重度(Child-Pugh分類C)の肝機能障害患者には、本剤投与の安全性が確立されていないため原則として使用を避けることが求められます。中等度(Child-Pugh分類B)では、AUC48hが健康成人の1.9倍・Cmaxが1.5倍に増加することが確認されており、血中濃度の上昇と副作用リスクの増大に特に注意が必要です。
肝機能検査のスケジュール管理は、医師だけでなく薬剤師や看護師も連携して漏れなく実施する体制が理想です。これが条件です。
ニュベクオの副作用管理において、薬物相互作用は見過ごされがちな重要項目です。ニュベクオはCYP3A4で代謝されると同時に、BCRP・OATP1B1・OATP1B3という複数のトランスポーターを阻害する特性を持っています。
最も実臨床で問題になりやすいのが、スタチン系薬との併用です。ロスバスタチン(BCRP・OATP1B1・OATP1B3の基質)5mgをニュベクオ600mg(1日2回反復投与)と併用したところ、ロスバスタチンのAUC24hおよびCmaxがそれぞれ5倍に増加したと報告されています。スタチン系薬の血中濃度が5倍になるということは、横紋筋融解症のリスクが著しく高まることを意味します。

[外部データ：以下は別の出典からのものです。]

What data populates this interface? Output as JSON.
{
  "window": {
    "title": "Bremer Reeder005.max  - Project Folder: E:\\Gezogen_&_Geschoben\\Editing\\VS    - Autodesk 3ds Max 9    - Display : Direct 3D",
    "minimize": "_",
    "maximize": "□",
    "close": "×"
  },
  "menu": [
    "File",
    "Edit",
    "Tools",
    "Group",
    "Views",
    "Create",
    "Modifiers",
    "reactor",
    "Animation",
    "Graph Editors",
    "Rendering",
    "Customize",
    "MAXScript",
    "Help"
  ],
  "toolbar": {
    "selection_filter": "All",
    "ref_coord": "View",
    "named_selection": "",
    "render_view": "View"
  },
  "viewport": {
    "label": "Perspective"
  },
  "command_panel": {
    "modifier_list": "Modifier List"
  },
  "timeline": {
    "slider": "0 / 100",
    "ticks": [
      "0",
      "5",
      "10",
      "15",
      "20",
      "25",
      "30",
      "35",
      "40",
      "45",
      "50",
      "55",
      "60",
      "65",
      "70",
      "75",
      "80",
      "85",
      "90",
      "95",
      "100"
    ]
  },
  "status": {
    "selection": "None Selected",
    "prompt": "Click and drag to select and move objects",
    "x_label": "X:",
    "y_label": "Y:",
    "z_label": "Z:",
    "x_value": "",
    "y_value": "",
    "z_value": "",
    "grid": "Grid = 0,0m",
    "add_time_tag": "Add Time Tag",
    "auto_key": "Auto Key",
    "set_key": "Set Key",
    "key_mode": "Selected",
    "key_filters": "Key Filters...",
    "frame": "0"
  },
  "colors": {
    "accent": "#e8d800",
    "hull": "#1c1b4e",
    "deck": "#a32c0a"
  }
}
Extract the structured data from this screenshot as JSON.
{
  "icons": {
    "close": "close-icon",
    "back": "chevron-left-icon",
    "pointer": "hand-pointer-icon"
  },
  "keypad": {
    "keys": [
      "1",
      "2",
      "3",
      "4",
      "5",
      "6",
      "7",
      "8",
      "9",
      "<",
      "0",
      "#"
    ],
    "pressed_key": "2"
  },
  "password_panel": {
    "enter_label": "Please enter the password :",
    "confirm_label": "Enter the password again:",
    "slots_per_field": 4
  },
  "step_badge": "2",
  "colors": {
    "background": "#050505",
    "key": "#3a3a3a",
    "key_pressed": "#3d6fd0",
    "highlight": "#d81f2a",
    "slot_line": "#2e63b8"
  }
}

これは医療従事者が実際にやってしまいそうな、非常に重要な見落としです。
特に前立腺癌患者は高齢者が多く、高脂血症・高血圧・糖尿病などの併存疾患でスタチン系薬を服用しているケースが少なくありません。ニュベクオ開始時には必ず持参薬・お薬手帳を確認し、スタチン系薬の種類と用量を把握することが不可欠です。
投与前の薬歴確認が一番の対策です。
スタチン系薬が必要な場合は、BCRP阻害の影響が比較的小さい薬剤への切り替えや、減量を検討する必要があります。その際は脂質専門医や循環器内科医との連携も視野に入れましょう。スタチン系薬の副作用(筋肉痛・CK上昇)の問診も、ニュベクオ投与中の定期診察で加えることを推奨します。
CK(クレアチンキナーゼ)値の確認も有用です。
もう一点見落とされやすい相互作用として、ニュベクオはCYP3Aの基質であるミダゾラムのAUCinfを29%減少させることも報告されています。静脈麻酔・鎮静薬を使用する処置を予定している場合には、麻酔科・歯科など関連診療科への情報提供も忘れずに行いましょう。